Когда я в первый раз вышел, Шумила сказал мне:
– Друг дорогой, видишь – святой Рох тебя спас. Пойди же отблагодари его. Сделай это, прошу!
Я в ответ:
– Не он – а, скорее, святой Иранси, святой Шабли или Пуи.
– Ну ладно, Николка, поступим мы так: пойди ко святому Роху ради меня, я ж, ради тебя, пойду на поклон к святой Бутылке.
Пока совершали мы это двойное паломничество (взяли мы также и Ерника), я заметил:
– Сознайтесь, друзья, что вы с меньшей охотой бы чокнулись в день, когда я на прощанье хотел с вами выпить? Вы не казались особенно рады за мною последовать.
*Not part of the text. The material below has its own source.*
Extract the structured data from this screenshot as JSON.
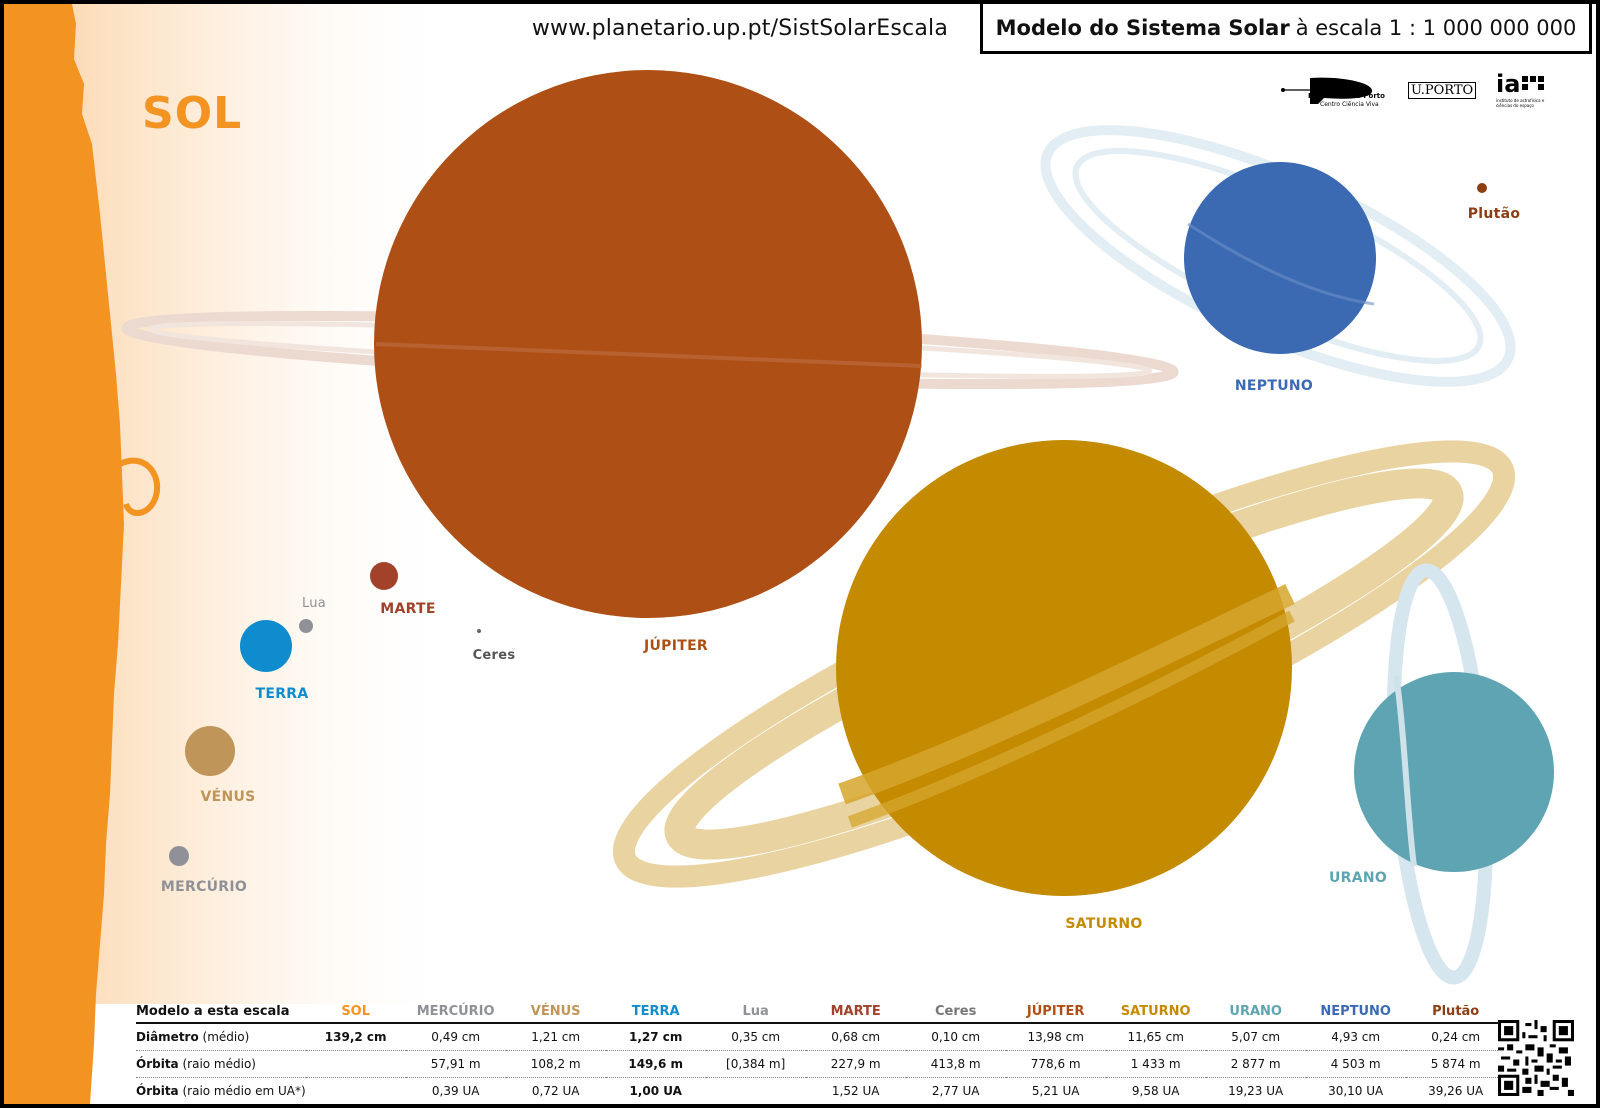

– Люблю я тебя, – сказал Ерник, – люблю я, клянусь; но что же поделаешь? Себя я тоже люблю. Верно сказано: “Своя рубашка ближе к телу”.
– Грешен я, грешен, – гремел Шумила и бил себя в грудь, как в барабан, – я трус, такова уж природа моя.
– Куда же, Ерник, ты дел уроки Катона? А ты, поп, к чему послужила тебе вера твоя?
– Ах, мой друг, как сладостна жизнь, – оба сказали они со вздохом глубоким.
Поцеловались мы тут, рассмеялись и вместе сказали:
– Добрый человек не дорого стоит. Брать его нужно как есть. Бог его сделал. Он правильно сделал.